Quindici anni e l’ombra di un tremendo sospetto, quello di tramare per uccidere i propri genitori. Veronica – il nome è di fantasia – è una studentessa perbene di Bassano del Grappa che da mesi in un gruppo su Snapchat racconta ai propri coetanei del terribile disegno omicida che sta orchestrando. I toni sono duri, violenti: c’è poco spazio per sperare che la ragazza stia millantando e, forse, qualcun altro potrebbe essere coinvolto nell’operazione.

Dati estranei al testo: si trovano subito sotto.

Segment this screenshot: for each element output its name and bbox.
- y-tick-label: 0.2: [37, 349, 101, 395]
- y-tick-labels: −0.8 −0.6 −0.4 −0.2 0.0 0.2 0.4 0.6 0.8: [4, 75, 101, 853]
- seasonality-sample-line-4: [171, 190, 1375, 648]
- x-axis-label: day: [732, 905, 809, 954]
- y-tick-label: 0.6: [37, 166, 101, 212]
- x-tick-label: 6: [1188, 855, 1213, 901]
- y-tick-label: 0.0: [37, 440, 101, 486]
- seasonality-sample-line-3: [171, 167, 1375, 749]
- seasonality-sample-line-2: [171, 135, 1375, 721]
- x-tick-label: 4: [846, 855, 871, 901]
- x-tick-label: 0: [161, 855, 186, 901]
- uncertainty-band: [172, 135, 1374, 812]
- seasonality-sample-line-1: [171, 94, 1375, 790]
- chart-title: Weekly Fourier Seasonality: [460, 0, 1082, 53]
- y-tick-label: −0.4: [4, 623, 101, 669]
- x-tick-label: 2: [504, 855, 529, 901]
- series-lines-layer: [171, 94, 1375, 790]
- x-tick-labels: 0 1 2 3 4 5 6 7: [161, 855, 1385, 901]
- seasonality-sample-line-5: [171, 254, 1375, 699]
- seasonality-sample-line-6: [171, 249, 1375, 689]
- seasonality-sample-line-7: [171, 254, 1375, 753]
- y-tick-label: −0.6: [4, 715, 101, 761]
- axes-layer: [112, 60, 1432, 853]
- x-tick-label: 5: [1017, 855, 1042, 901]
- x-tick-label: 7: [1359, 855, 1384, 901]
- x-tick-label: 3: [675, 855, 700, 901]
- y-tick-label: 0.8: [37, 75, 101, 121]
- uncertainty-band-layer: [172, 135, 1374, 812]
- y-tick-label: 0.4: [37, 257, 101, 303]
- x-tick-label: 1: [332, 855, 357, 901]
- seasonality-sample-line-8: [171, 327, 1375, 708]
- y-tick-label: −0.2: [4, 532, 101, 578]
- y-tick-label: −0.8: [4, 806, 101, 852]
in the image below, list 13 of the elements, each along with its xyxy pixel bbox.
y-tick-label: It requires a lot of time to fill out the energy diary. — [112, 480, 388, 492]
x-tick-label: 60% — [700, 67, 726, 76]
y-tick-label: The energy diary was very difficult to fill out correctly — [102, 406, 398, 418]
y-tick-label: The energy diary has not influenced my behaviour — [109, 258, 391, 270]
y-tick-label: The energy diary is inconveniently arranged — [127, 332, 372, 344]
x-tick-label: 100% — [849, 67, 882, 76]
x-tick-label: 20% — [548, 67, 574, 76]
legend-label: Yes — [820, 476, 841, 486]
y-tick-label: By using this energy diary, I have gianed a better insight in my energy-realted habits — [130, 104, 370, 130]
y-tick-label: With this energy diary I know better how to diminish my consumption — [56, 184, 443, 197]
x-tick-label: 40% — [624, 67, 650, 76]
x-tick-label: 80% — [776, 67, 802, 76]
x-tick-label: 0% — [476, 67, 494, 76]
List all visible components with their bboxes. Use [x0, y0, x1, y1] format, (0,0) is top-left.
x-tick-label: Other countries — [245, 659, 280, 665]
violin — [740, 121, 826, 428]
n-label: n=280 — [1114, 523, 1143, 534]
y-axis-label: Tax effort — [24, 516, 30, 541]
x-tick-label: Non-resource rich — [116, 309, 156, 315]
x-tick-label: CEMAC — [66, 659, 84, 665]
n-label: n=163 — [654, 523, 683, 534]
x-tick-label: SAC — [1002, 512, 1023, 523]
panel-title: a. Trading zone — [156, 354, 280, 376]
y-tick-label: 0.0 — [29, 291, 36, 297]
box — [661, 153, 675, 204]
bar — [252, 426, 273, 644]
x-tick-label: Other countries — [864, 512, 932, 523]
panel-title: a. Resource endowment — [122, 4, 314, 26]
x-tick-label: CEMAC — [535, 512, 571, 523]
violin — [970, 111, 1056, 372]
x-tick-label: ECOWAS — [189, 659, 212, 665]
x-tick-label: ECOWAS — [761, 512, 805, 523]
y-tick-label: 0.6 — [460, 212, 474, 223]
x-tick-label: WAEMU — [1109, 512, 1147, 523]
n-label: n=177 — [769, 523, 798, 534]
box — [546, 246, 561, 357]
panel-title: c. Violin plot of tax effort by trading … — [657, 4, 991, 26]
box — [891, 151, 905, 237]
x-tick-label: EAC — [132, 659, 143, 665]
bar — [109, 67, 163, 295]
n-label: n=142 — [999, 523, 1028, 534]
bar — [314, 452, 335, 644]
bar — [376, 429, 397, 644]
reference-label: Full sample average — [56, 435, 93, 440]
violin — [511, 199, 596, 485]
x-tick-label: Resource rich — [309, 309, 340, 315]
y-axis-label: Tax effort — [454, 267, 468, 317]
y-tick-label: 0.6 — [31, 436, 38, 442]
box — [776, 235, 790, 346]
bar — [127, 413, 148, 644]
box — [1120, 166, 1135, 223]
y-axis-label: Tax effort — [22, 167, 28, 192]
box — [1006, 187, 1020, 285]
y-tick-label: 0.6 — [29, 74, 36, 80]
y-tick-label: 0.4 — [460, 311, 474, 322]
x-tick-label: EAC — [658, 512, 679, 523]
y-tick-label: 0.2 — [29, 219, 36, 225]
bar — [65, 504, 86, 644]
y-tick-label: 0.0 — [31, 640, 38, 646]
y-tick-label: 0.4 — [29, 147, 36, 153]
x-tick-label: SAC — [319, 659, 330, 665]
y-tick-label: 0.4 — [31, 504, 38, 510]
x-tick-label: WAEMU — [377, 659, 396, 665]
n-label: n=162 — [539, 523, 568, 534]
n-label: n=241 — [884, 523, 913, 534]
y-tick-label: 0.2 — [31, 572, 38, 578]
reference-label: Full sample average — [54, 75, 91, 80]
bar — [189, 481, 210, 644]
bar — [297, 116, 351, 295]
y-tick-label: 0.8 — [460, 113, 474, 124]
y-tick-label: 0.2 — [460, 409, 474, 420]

Per un amico della compagnia tutto questo è troppo: è lui ad andare dalle forze dell’ordine e ad attivare il circuito delle indagini che – almeno al momento – fatica a definire una circoscritta ipotesi di reato, stante l’assenza di un movente e di una data in cui perpetrare il crimine.



I ragazzi noi non li conosciamo, non ne sappiamo niente: cerchiamo di educarli come se fossero “materiale noto” e malleabile, ma restano per gli adulti un mistero insondabile.

Questa generazione non percepisce uno spazio per i propri desideri: vive ricattata dai desideri e dalle aspettative degli altri, in un crescendo di protezione e di custodia da parte dei “grandi” che diventa via via sempre più soffocante, alimentando una rabbia cieca e nichilista, sorda a qualsiasi valore, argine o limite.



La situazione non cambia col passare del tempo, ma peggiora: l’adolescente percepisce su di sé la volontà del mondo intero, del sistema, e comincia a tremare, a dubitare di sé e delle proprie capacità. Anche la ribellione è più naïf rispetto a quella dei propri padri: l’ecologismo, al pari delle piccole passioni civili, è un rito stanco, poco convinto di poter davvero smuovere qualcosa.

Tutto comincia ad essere opinabile: l’ordine delle cose, il proprio corpo, l’oggettività della realtà. Eppure tutto deve essere sopportato, a meno di non poter ricorrere più facilmente alla “pace” che infonde la droga, l’alcool, l’approvazione collettiva di una propria bravura, di un proprio talento, financo del proprio corpo esibito in uno stile di vita che del mondo bohémien è solo una sbiadita parodia. Ma il punto è che nessuno di quei ragazzi si sente legittimato ad avere un proprio desiderio in quanto ognuno avverte di essere parte integrante del desiderio di un altro, dell’inconsistenza capricciosa di un qualche adulto.



È difficile dire che cosa sul serio si nasconda tra le righe delle indagini di Bassano del Grappa, da dove ultimamente possa nascere quell’efferatezza esibita e senza pudore, quel voler dare la morte ad un tempo per gioco e sul serio. Nessuno lo sa o lo saprà davvero mai. A meno di non accettare di essere adulti capaci di fermarsi e di ricominciare a fare semplicemente compagnia – sprecando il proprio tempo sulle rive del fiume – al misterioso desiderio di Veronica e alle sue mille bugie. Segni lontani di una vita che chiede soltanto di essere ascoltata e definitivamente amata.